Meta-provided Facebook chats led a woman to plead guilty to abortion-related charges

This blog originally appeared at The Verge.

Facebook chats played a pivotal role in leading a woman to plead guilty to abortion-related charges, emphasizing the increasing influence of social media in legal proceedings and prompting discussions on privacy, digital evidence, and the intersection of technology and law.

An investigating officer served a warrant to Meta, which provided unencrypted chat sessions showing the woman and her daughter discussing abortion pills.

By Wes Davis, a weekend editor who covers the latest in tech and entertainment. He has written news, reviews, and more as a tech journalist since 2020.

A Norfolk, Nebraska, woman pleaded guilty to helping her daughter have a medication abortion last year. The charges came after Facebook, by court order, provided police with evidence that bolstered a Madison County prosecutor’s case against her.

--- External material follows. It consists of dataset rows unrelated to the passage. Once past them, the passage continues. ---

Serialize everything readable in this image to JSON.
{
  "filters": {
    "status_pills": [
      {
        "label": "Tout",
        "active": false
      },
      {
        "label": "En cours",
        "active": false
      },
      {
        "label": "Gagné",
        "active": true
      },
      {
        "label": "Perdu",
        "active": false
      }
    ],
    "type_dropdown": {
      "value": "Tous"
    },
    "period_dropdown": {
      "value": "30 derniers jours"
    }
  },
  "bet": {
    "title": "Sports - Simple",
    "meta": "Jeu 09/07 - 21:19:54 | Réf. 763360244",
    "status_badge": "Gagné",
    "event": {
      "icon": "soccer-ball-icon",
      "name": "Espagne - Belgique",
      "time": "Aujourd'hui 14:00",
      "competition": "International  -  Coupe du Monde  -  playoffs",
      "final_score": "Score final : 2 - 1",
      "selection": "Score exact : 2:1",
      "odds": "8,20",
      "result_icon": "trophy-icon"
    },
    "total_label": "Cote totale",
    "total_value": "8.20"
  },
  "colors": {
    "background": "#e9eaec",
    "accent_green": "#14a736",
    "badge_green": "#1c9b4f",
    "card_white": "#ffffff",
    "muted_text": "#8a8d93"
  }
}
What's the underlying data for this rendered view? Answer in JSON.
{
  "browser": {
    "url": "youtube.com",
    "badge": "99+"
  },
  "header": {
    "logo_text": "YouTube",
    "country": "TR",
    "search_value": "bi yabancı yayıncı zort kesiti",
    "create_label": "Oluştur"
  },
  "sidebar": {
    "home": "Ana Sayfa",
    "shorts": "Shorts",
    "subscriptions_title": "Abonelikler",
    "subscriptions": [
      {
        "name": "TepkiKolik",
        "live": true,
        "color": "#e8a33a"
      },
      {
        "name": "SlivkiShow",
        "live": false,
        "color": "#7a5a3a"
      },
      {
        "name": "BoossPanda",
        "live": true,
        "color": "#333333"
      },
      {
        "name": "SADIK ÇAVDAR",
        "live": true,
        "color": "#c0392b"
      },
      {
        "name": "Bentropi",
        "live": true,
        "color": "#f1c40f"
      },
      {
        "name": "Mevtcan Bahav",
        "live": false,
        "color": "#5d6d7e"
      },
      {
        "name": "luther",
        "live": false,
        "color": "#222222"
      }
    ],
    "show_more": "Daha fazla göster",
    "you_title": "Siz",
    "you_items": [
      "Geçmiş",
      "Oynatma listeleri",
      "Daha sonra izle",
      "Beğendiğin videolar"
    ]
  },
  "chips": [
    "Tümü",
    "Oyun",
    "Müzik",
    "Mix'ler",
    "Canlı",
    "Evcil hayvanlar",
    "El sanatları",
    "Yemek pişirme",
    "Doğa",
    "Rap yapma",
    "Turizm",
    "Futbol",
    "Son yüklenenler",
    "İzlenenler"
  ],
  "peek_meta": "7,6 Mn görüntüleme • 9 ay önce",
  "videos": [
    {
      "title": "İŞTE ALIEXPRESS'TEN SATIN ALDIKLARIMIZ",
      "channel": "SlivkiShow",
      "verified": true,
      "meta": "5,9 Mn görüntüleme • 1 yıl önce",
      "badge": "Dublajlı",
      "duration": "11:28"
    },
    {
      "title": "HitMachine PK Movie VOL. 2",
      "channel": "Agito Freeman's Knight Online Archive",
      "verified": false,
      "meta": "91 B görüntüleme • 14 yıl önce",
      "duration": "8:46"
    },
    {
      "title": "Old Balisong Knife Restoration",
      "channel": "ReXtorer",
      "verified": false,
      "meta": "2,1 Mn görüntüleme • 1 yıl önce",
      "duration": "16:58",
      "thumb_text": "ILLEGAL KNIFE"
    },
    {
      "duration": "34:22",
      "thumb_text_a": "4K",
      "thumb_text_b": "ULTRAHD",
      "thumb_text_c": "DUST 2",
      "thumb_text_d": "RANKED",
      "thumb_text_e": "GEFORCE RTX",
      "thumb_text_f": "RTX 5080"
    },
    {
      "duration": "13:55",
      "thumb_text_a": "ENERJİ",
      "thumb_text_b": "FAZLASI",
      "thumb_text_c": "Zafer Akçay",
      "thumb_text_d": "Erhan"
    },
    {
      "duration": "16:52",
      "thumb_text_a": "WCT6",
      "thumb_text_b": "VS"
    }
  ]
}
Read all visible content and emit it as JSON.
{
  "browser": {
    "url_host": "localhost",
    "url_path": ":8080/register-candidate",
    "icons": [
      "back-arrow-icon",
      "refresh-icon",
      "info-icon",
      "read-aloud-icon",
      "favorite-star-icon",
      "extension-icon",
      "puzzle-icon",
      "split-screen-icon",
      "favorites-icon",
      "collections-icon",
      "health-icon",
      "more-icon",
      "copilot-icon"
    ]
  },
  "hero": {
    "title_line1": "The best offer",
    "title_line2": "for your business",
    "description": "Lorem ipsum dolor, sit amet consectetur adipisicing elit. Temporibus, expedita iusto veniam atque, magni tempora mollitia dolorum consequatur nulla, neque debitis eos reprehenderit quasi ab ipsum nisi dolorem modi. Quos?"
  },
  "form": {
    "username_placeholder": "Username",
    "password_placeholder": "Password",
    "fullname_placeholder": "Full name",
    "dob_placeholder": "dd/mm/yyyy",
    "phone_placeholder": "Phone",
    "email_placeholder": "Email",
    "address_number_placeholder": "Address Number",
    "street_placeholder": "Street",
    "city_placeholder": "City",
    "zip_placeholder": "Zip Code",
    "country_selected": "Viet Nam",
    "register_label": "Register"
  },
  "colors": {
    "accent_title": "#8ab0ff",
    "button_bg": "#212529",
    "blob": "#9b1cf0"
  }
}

Last year, it emerged that the two were charged after police acquired Facebook messages that proved the two had acquired abortion medication intended for first-trimester abortions. In a June 2022 affidavit, the officer investigating Celeste Burgess, the daughter who was charged along with her mother, Jessica Burgess, said he’d served Meta a warrant seeking their messages, and the company quickly complied.

The charges include having an abortion after 20 weeks, false reporting, and tampering with human skeletal remains. According to last year’s affidavit, Burgess was about 23 weeks along in her pregnancy, which is also later than the Nebraska 20-week post-fertilization abortion ban in place at the time. Nebraska has since implemented a 12-week abortion ban.

The case underscores a crucial privacy drawback of Facebook Messenger, which to this day doesn’t default to end-to-end encryption (E2EE) like other messengers, such as Signal, Meta’s own WhatsApp, or Apple’s iMessage do. Because it’s not the default, average people not being intentional about their messaging may not realize they can even turn it on.

E2EE is important because, when it’s properly implemented, the company offering it has no key to unlock the messages — the only person who can access the messages is the sender and the receiver, and in some cases, you can even set the messages to be deleted.

In June, when the investigating officer’s affidavit was filed, the Supreme Court was on the precipice of striking down Roe v. Wade — which it did only nine days afterward on June 24th, 2022. Afterward, existing, unenforceable abortion bans around the country immediately took effect, while many states got to work passing new restrictions, and women’s rights advocacy groups warned of digital privacy risks illuminated in cases just like the Burgess’.